Quand bien même la loi ELAN restreindrait le nombre de logements obligatoirement adaptés, il existe dans la société civile des acteurs qui souhaitent promouvoir et accompagner des projets immobiliers et de services en faveur des publics fragilisés.

Citons par exemple

  • Le club des six et Vivre en béguinage. Deux opérateurs privés qui construisent des résidences pour adultes fragilisés.
  • Le réseau de l’habitat partagé et accompagné HAPA. Il favorise le développement d’habitats partagés et accompagnés à destination de personnes vulnérables.
  • Le collectif Lachpa. Il aide et accompagne les porteurs de projets d’habitats inclusifs. Lachpa organise d’ailleurs un appel à projets destiné aux proches aidants.

La loi ELAN ne résoudra pas le problème de l’adaptation de l’ancien

L’enjeu du domicile n’est pas de construire de nouveaux logements adaptables, c’est de trouver comment adapter les logements existants.

Le neuf ne représente qu’une goutte d’eau dans le parc immobilier privé français.
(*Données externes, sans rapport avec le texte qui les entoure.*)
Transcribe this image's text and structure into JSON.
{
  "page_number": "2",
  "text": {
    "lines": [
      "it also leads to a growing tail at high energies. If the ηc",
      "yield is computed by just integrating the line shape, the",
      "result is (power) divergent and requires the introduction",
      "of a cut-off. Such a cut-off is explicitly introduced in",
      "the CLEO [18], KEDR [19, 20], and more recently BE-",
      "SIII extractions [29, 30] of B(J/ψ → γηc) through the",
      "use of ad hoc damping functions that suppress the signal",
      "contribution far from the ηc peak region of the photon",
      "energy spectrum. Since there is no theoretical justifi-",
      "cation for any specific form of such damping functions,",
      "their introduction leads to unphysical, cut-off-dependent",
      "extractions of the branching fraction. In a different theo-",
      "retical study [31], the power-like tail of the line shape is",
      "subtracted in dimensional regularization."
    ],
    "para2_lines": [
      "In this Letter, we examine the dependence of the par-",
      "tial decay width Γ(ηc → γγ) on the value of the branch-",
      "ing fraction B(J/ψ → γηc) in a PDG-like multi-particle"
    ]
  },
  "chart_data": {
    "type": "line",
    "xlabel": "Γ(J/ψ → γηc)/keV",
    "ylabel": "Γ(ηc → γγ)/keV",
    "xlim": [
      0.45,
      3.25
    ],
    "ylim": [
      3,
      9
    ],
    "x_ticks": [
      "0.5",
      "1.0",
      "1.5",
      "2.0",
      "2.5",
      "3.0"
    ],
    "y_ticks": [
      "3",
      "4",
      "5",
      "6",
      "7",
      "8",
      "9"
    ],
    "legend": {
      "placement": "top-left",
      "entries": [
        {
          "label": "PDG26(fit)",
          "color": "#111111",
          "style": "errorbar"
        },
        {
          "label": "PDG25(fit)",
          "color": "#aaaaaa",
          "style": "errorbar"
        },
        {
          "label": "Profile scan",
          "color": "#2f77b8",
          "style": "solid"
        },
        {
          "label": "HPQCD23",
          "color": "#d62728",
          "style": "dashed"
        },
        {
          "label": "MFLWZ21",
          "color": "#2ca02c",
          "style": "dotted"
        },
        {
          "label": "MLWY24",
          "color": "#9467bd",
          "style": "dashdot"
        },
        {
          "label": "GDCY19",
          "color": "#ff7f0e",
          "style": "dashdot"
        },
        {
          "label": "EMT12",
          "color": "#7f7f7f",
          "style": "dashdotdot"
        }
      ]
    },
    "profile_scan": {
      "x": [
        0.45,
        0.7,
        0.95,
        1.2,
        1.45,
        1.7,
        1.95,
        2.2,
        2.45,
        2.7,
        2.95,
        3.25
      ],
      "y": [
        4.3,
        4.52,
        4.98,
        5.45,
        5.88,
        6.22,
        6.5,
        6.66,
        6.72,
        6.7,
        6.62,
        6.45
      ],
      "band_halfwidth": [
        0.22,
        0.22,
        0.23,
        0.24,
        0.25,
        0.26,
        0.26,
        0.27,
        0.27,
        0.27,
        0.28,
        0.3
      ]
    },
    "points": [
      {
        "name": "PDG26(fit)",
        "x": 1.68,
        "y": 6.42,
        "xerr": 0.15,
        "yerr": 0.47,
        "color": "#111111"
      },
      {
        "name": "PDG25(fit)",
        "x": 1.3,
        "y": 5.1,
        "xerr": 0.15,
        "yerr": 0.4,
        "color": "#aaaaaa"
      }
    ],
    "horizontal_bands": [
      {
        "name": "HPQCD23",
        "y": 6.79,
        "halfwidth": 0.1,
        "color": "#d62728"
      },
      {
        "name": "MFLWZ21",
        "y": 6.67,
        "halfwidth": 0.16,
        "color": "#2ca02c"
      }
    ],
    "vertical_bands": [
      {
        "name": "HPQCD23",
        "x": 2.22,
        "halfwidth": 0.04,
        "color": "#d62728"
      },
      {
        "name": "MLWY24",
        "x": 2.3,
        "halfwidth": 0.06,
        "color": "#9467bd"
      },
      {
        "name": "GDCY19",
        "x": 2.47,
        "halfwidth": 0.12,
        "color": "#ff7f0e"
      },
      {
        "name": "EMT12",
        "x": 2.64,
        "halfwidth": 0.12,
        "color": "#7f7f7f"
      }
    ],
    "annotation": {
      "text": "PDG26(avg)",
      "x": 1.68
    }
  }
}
Les logements neufs construits depuis la loi de 2005 représentent environ 8% des quelques 34 millions de logements Français. Les autres logements, antérieurs à la loi de 2005, ne sont pas adaptés. Certains ne sont pas adaptables. Non pas qu’il soit impossible d’aménager les intérieurs, mais à quoi bon refaire une salle de bains pour un logement construit au quatrième étage d’un immeuble sans ascenseur. A quoi bon élargir les pas de porte pour une maison rurale construite loin des commerces, des infrastructures et des transports ?

L’enjeu de l’adaptation du domicile va bien au-delà de la querelle de clocher entre promoteurs et détracteurs de la Loi Elan.

Article mis à jour le 3 juillet 2019.